One other way to improve this situation in dynamic languages is to define functions that generate valid data structures. This might look like this:

// These are helper functions for creating data structure
// describing the component’s state. These are useful in
// general, but with the Flow annotations, we can catch
// mistakes even without this structure.
var States = {
Editing(articleId: number): AppState {
return {
mode: ‘editing’,
articleId: articleId
};
},
Viewing(): AppState {
return {
mode: ‘viewing’
};
}
};

https://github.com/kevinrobinson/flow-adts/blob/master/src/app.js#L12

And then the handler methods become:

onEditModeClicked() {
this.setState(States.Editing(42));
}
onViewModeClicked() {
this.setState(States.Viewing());
}

https://github.com/kevinrobinson/flow-adts/blob/master/src/app.js#L67

This is probably still a good idea if you want to be explicit and emphasize correctness. But the cool part of Flow is that it could catch typo mistakes without these kinds of methods, using only those few lines of type annotations.

One more interesting bit, showing where Flow can be even more helpful.

We can also use these type annotations when reading from `this.state`. In this toy example, we want to render different UIs based on the data in `this.state`, and with a little ceremony Flow can help us enforce type safety here as well.

// This method jumps through a hoop to preserve some
// correctness about the type information.
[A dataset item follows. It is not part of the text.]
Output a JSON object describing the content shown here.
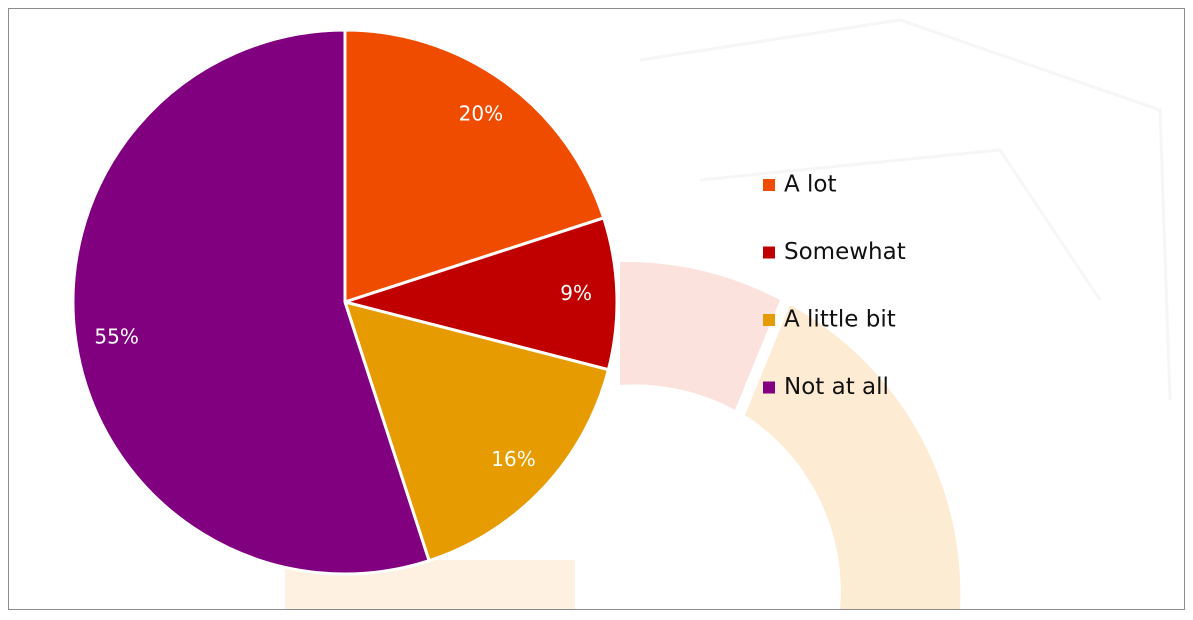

It’s
// essentially performing a runtime type check and
// then a cast that would appear unsafe to Flow.
//
// By adding more specific type annotations
// ourselves, Flow can enforce type constraints
// within the methods to enforce that they work
// correctly with specific states.
render() {
var anyState: any = this.state;
switch (anyState.mode) {
case ‘editing’:
var editingState: EditingState = anyState;
return this.renderEditing(editingState);
case ‘viewing’:
var viewingState: ViewingState = anyState;
return this.renderViewing(viewingState);
default:
throw new Error(‘invalid state’ + anyState.mode);
}
}

https://github.com/kevinrobinson/flow-adts/blob/master/src/app.js#L75

This lets us maintain stronger type checks within `renderEditing` and `renderViewing`, like this:

renderViewing(viewingState: ViewingState) {
return dom.div({},
this.renderNavigation(),
‘hello, we are viewing the page!’
);
}
renderEditing(editingState: EditingState) {
return dom.div({},
this.renderNavigation(),
dom.div({}, ‘hello, we are editing the page!’),
dom.div({}, ‘and the articleId is: ‘ + editingState.articleId)
);
}

https://github.com/kevinrobinson/flow-adts/blob/master/src/app.js#L109

And Flow will even catch if we make a typo on the `articleId` property name, or if we forget and try to read it when in the viewing mode:

// oops I typoed the property name
renderEditing(editingState: EditingState) {
return dom.div({},
this.renderNavigation(),
dom.div({}, ‘hello, we are editing the page!’),
dom.div({}, ‘and the articleId is: ‘ + editingState.atrcicleID)
);
}

Flow catches this for me:

`flow check` catches my typo in a JavaScript property name

Conclusion

Adding a basic algebraic data type for the state of a React component worked just fine, and Flow was able to help enforce that I was using it correctly.

Work to gradually add type constraints in dynamic languages is becoming more widespread, with projects like Flow, TypeScript and SoundScript for JavaScript and Typed Clojure for Clojure or ClojureScript. These are interesting lines of work, since they allow new kinds of tradeoffs for web developers. Projects like Flow can help make it more fluid to move between emphasizing speed in early product iterations and enforcing correctness as a product grows and becomes more mature.